Alexander "Sandy" Calder was born in 1898 in Lawnton, Pennsylvania. His actual birthday, however, remains a source of much confusion. According to Calder's mother, Nanette (née Lederer), Calder was born on August 22, yet his birth certificate at Philadelphia City Hall, based on a hand-written ledger, stated July 22. When Calder's family learned about the birth certificate, they reasserted with certainty that city officials had made a mistake.

Calder's grandfather, sculptor Alexander Milne Calder, was born in Scotland, had immigrated to Philadelphia in 1868, and is best known for the colossal statue of William Penn on top of Philadelphia City Hall's tower. His father, Alexander Stirling Calder, was a well-known sculptor who created many public installations, a majority of them in nearby Philadelphia. Calder's mother was a professional portrait artist, who had studied at the Académie Julian and the Sorbonne in Paris from around 1888 until 1893. She moved to Philadelphia, where she met Stirling Calder while studying at the Pennsylvania Academy of the Fine Arts. Calder's parents married on February 22, 1895; his sister, Mrs. Margaret Calder Hayes, was instrumental in the development of the UC Berkeley Art Museum.

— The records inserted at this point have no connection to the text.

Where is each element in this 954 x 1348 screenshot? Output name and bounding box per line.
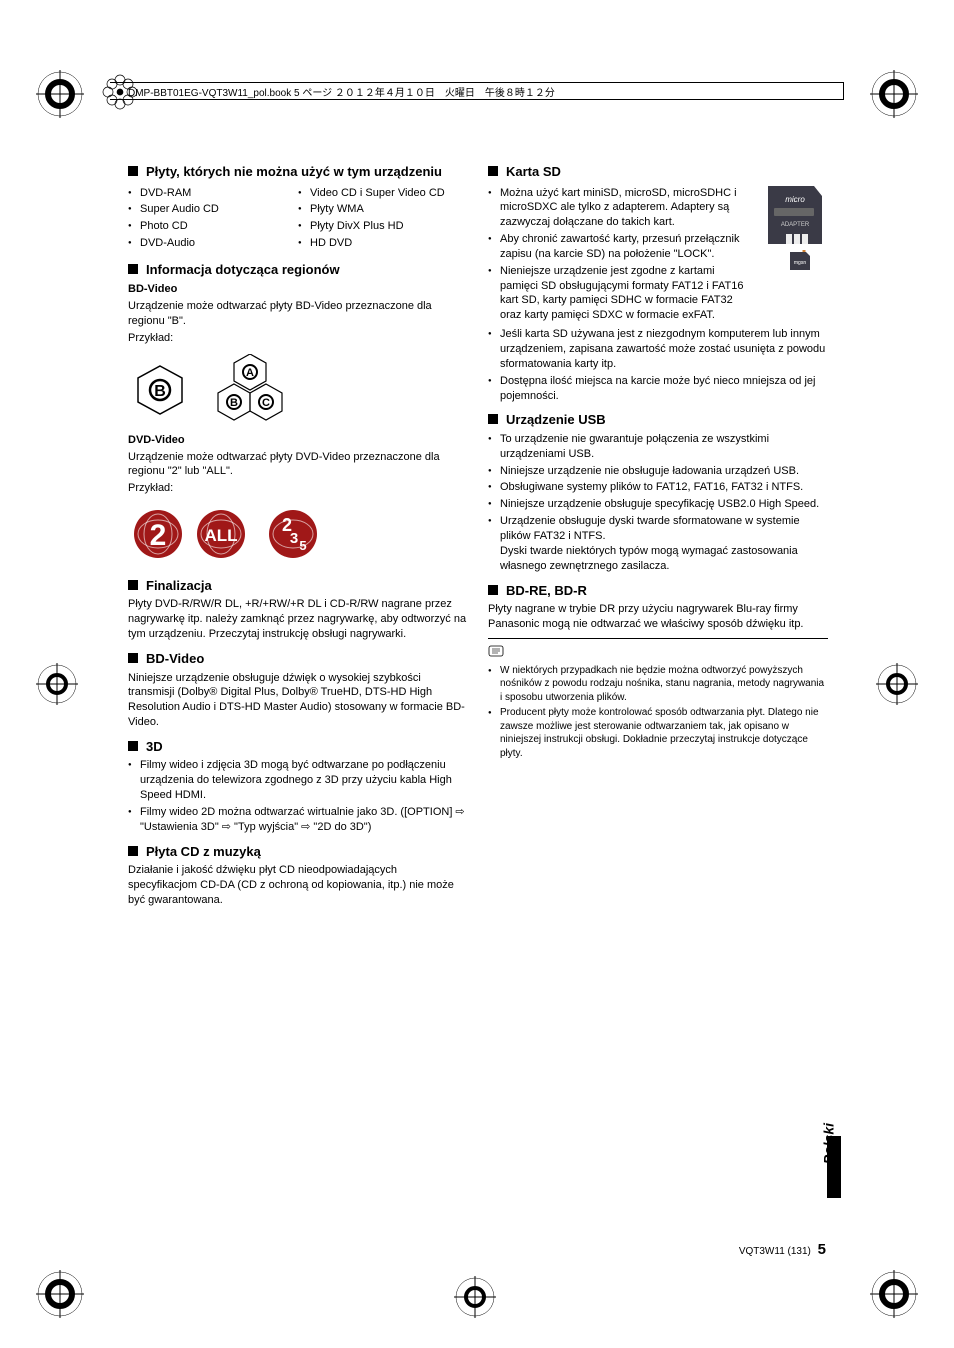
unusable-disc-lists: DVD-RAM Super Audio CD Photo CD DVD-Audi… [128,184,468,253]
header-flower-icon [102,74,138,110]
list-item: Niniejsze urządzenie nie obsługuje ładow… [488,464,828,479]
svg-text:A: A [246,367,254,379]
section-bdre: BD-RE, BD-R [488,582,828,600]
section-3d: 3D [128,738,468,756]
list-item: Aby chronić zawartość karty, przesuń prz… [488,232,752,262]
svg-text:2: 2 [150,519,167,552]
section-sd: Karta SD [488,163,828,181]
page-number: 5 [818,1241,826,1258]
svg-text:mgsn: mgsn [794,260,806,266]
svg-text:B: B [154,383,166,400]
list-item: Nieniejsze urządzenie jest zgodne z kart… [488,264,752,323]
list-item: Filmy wideo 2D można odtwarzać wirtualni… [128,805,468,835]
list-item: Urządzenie obsługuje dyski twarde sforma… [488,514,828,573]
sd-card-icon: micro ADAPTER mgsn [760,184,828,272]
finalize-text: Płyty DVD-R/RW/R DL, +R/+RW/+R DL i CD-R… [128,597,468,642]
list-item: To urządzenie nie gwarantuje połączenia … [488,432,828,462]
list-item: DVD-Audio [128,236,298,251]
list-item: W niektórych przypadkach nie będzie możn… [488,664,828,705]
crop-mark-mr [876,663,918,705]
section-regions: Informacja dotycząca regionów [128,261,468,279]
dvd-region-diagram: 2 ALL 2 3 5 [128,504,468,569]
dvd-video-text: Urządzenie może odtwarzać płyty DVD-Vide… [128,450,468,480]
list-item: Jeśli karta SD używana jest z niezgodnym… [488,327,828,372]
bd-region-diagram: B A B C [128,354,468,429]
list-item: Płyty DivX Plus HD [298,219,468,234]
language-tab-marker [827,1136,841,1198]
crop-mark-tl [36,70,84,118]
cd-text: Działanie i jakość dźwięku płyt CD nieod… [128,863,468,908]
dvd-video-label: DVD-Video [128,433,468,448]
bdvideo-text: Niniejsze urządzenie obsługuje dźwięk o … [128,671,468,730]
crop-mark-br [870,1270,918,1318]
svg-text:3: 3 [290,530,298,547]
svg-text:B: B [230,397,238,409]
note-icon [488,648,504,660]
example-label-2: Przykład: [128,481,468,496]
svg-text:ALL: ALL [204,526,237,545]
left-column: Płyty, których nie można użyć w tym urzą… [128,155,468,908]
list-item: HD DVD [298,236,468,251]
footer-code: VQT3W11 (131) [739,1246,811,1257]
crop-mark-bl [36,1270,84,1318]
list-item: Super Audio CD [128,202,298,217]
header-bar: DMP-BBT01EG-VQT3W11_pol.book 5 ページ ２０１２年… [110,82,844,100]
list-item: Video CD i Super Video CD [298,186,468,201]
right-column: Karta SD Można użyć kart miniSD, microSD… [488,155,828,908]
svg-text:C: C [262,397,270,409]
svg-text:micro: micro [785,195,805,204]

In 1902, Calder posed nude for his father’s sculpture The Man Cub, a cast of which is now located in the Metropolitan Museum of Art in New York City. That same year he also completed his earliest sculpture, a clay elephant. Three years later, Stirling Calder contracted tuberculosis, and Calder's parents moved to a ranch in Oracle, Arizona, leaving the children in the care of family friends for a year. The children were reunited with their parents in late March 1906 and stayed at the ranch in Arizona until fall of the same year.